Run the following command to generate a random measurement matrix:

python3 utils/prob.py --M 250 --N 500 \
    --pnz 0.1 --SNR inf --con_num 0.0 --column_normalized True

Explation for the options:

  • --M: the dimension of measurements.
  • --N: the dimension of sparse signals.
  • --pnz: the approximate of non-zero elements in sparse signals.
  • --SNR: the signal-to-noise ratio in dB unit in the measurements. inf means noiseless setting.
  • --con_num: the condition number. 0.0 (default) means the condition number will not be changed.
  • --column_normalized: whether normalize the columns of the measurement matrix to unit l-2 norm.

The generated will be saved to the experiments/m250_n500_k0.0_p0.1_s40/prob.npz. If you want to generate a problem from an existing measurement matrix, which should be saved in Numpy npy file format, use --load_A option with the path to the matrix file. In this case, options --M and --N will be overwriiten by the shape of loaded matrix.

Baseline: LISTA-CPSS

Use the baseline model LISTA-CPSS in this paper to basicly explain how to train and test models. To train or test a LISTA-CPSS model, use the following command:

python3 main.py --task_type sc -g 0 [-t] \
    --M 250 --N 500 --pnz 0.1 --SNR inf --con_num 0 --column_normalized True \
    --net LISTA_cpss -T 16 -p 1.2 -maxp 13 \
    --scope LISTA_cpss --exp_id 0

Explanation for the options (all optinos are parsed in config.py):

  • --task_type: the task on which you will train/test your model. Possible values are:
    • sc standing for normal simulated sparse coding algorithm;
    • cs for natural image compressive sensing;
    • denoise for natural image denoising using convolutional LISTA;
    • encoder for encoder pre-training; and
    • robust for robustness training.
  • -g/--gpu: the id of GPU used. GPU 0 will be used by default.
  • -t/--test option indicates training or testing mode. Use this option for testing.
  • -n/--net: specifies the network to use.
  • -T: the number of layers.
  • -p/--percent: the percentage of entries to be added to the support in each layer.
  • -maxp/--max_percent: maximum percentage of entries to be selected.
  • --scope: the name of variable scope of model variables in TensorFlow.
  • --exp_id: experiment id, used to differentiate experiments with the same setting.

TiLISTA

To train or test a TiLISTA (Tied-LISTA) network, run the following command:

python3 main.py --task_type sc -g 0 [-t] \
    --M 250 --N 500 --pnz 0.1 --SNR inf --con_num 0 --column_normalized True \
    --net TiLISTA -T 16 -p 1.2 -maxp 13 \
    --scope TiLISTA --exp_id 0

ALISTA

Solve analytic weight from measurement matrix

Use MatLab script matlabs/CalculateW.m to solve an analytic weight matrix from an existing measurement matrix, which should be saved as a MatLab mat file with key word D for the matrix. We provide an example in data/D.mat, which is the same matrix as in experiments/m250_n500_k0.0_p0.1_sinf/prob.npz. Use matlabs/CalculateW_conv.m for convolutional dictionaries. We provide a pre-solved weight saved as data/W.npy.

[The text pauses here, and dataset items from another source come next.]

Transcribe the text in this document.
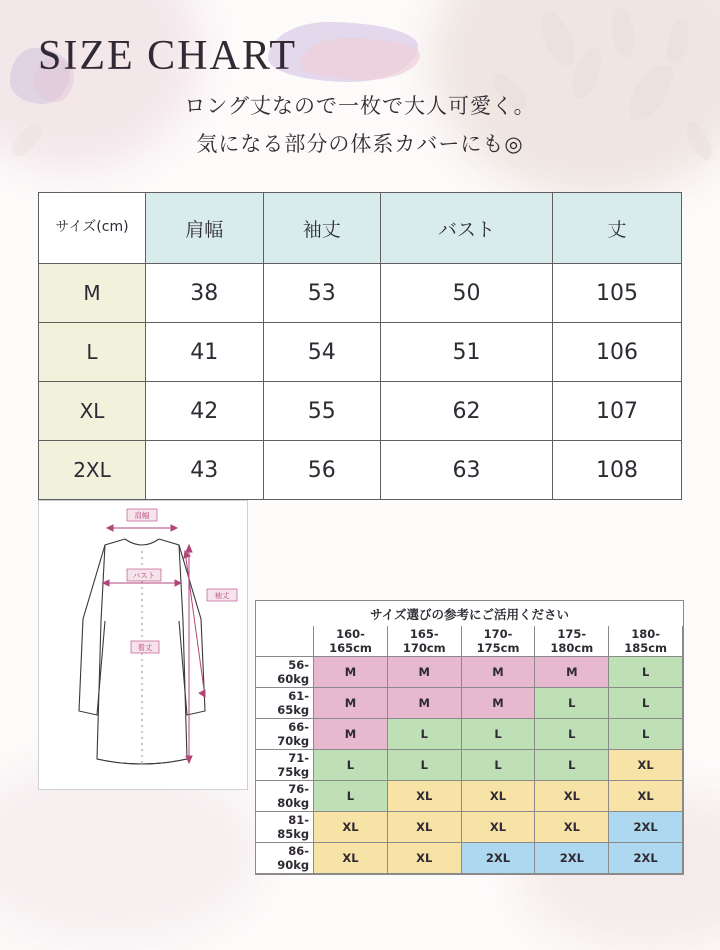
SIZE CHART
ロング丈なので一枚で大人可愛く。
気になる部分の体系カバーにも◎
サイズ(cm)	肩幅	袖丈	バスト	丈
M	38	53	50	105
L	41	54	51	106
XL	42	55	62	107
2XL	43	56	63	108
肩幅
バスト
袖丈
着丈
サイズ選びの参考にご活用ください
	160-165cm	165-170cm	170-175cm	175-180cm	180-185cm
56-60kg	M	M	M	M	L
61-65kg	M	M	M	L	L
66-70kg	M	L	L	L	L
71-75kg	L	L	L	L	XL
76-80kg	L	XL	XL	XL	XL
81-85kg	XL	XL	XL	XL	2XL
86-90kg	XL	XL	2XL	2XL	2XL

ALISTA with analytic weight

python3 main.py --task_type sc -g 0 [-t] \
    --M 250 --N 500 --pnz 0.1 --SNR inf --con_num 0 --column_normalized True \
    --net ALISTA -T 16 -p 1.2 -maxp 13 -W ./data/W.npy \
    --better_wait 2000 \
    --scope ALISTA --exp_id 0

Explanation for options:

  • -W: path to the specified weight matrix.
  • --better_wait: maximum waiting time for a better validation accuracy before going to the next training stage. ALISTA model has 2T parameters, thus having a very stabilized training process. Therefore, we can use a smaller waiting time than LISTA-CPSS (use --better_wait 5000 by default).

Robust ALISTA

To train a robust ALISTA model, you need 3 steps:

  1. Pre-train a encoder.
  2. Pre-train a ALISTA decoder. We can use the ALISTA modeled trained in the above section.
  3. Jointly train the encoder and the decoder.

Pre-train encoders

python3 main.py --task_type encoder -g 0 \
    --M 250 --N 500 --pnz 0.1 --SNR inf --con_num 0 --column_normalized True \
    --net AtoW_grad --eT 4 --Binit default --eta 1e-3 --loss rel2 \
    --Abs 16 --encoder_psigma 1e-2 --encoder_pre_lr 1e-4 \
    --scope AtoW --exp_id 0

Explanation for the options:

  • --net AtoW_grad: the encoding model unfoled from projected gradient descent.
  • --eT: the number of layers in the encoder.
  • --Binit: use the default method to initialize weights in the encoder. You can use random initialization by specifying normal or uniform here.
  • --eta: the initial step size in the projected gradient descent.
  • --loss: the objective function in the original optimization, and the cost function used to train the encoder. rel2 means reweighted l2.
  • --Abs: the batch size to sample perturbed matrices.
  • --encoder_psigma: the noise level to perturb the measurement matrix.
  • --encoder_pre_lr: the initial learning rate for pre-training the encoder.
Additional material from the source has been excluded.